When a guy buys a new car where does he keep it when he’s not driving it? In the garage of course. A shinny new car is worth hiding – thieves are everywhere and the suns damaging rays should be kept to a minimum.
In Canada, you’ll notice that most of the major breweries, and a good portion of the microbreweries, use the standard North American longneck beer bottle. The reasons for the widespread use of this bottle are predominantly cost related, because, what most people don’t realize, is that these bottle are reused up to 20 times! It’s weird when you consider the bottles you often drink from may have previously visited twenty other parties via twenty other people before you. When I think of some of the parties I’ve been to, this fact creeps me out. Still, this is a great example of the second R in action; environmentalists should drink more beer.
I visited Fort Garry Brewing in Winnipeg on a school trip during university. While I don’t recommend visiting Winnipeg in January, it was a pretty cool brewery tour. It was there that I got wise to beer bottle reusability. Fort Garry would get a dump of bottles from the depot, filter out the usable ones (Corona, Heineken, Sleeman, and other distinctive bottles), wash them, and put them right back into production. The whole process of purchase, consume, return, wash, refill, redistribute could take as little as a week to repeat itself. To discern the age of your bottle, take a look at the widest parts of the bottle just below the neck and above the base. You’ll see two lines where the bottles come in contact with the production line rollers. The more worn the lines on the bottle, the older the bottle is.

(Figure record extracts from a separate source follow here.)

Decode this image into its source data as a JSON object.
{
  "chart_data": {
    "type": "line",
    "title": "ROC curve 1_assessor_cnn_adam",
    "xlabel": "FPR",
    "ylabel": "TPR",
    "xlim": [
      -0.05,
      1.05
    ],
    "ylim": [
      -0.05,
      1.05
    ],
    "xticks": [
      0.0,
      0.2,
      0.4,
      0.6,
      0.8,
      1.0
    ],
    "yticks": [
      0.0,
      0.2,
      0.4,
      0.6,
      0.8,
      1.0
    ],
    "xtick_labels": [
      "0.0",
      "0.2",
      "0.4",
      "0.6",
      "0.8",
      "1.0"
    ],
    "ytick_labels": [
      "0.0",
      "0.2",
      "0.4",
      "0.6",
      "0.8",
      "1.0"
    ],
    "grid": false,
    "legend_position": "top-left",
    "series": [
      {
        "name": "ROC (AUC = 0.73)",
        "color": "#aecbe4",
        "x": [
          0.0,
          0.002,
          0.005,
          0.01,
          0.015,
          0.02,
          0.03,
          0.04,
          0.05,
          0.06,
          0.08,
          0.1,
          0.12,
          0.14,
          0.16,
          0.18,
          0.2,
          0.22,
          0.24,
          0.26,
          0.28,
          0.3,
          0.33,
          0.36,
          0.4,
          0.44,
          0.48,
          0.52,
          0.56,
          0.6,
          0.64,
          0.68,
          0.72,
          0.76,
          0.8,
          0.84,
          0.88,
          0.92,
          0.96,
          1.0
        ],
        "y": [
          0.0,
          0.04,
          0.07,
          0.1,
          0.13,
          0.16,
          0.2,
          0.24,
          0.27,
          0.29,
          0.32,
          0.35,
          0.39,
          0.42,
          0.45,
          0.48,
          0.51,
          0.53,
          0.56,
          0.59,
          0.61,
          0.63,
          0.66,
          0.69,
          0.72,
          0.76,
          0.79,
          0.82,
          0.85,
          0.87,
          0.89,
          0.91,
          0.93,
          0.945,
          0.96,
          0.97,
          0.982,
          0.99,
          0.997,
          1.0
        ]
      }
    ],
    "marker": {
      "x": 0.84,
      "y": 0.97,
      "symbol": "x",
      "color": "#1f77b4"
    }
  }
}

Another common perception among beer drinkers is that bottles are superior to cans. I do find that I enjoy drinking beer out of a bottle more than out of a can, but this has only to do with feel. I’ve heard complaints of beer tasting metallic when consumed out of a can, but pouring into a glass easily solves this problem. Cans are actually a better storage vessel for beer because they let no light through, plus they weigh less and are cheaper to ship. Exposure to light can greatly affect beer quality, which is why a darker bottle makes a better brewing vessel than a light bottle. Erik wrote a great post on the affect that light has on beer, because really, who wants a clear bottle anyway?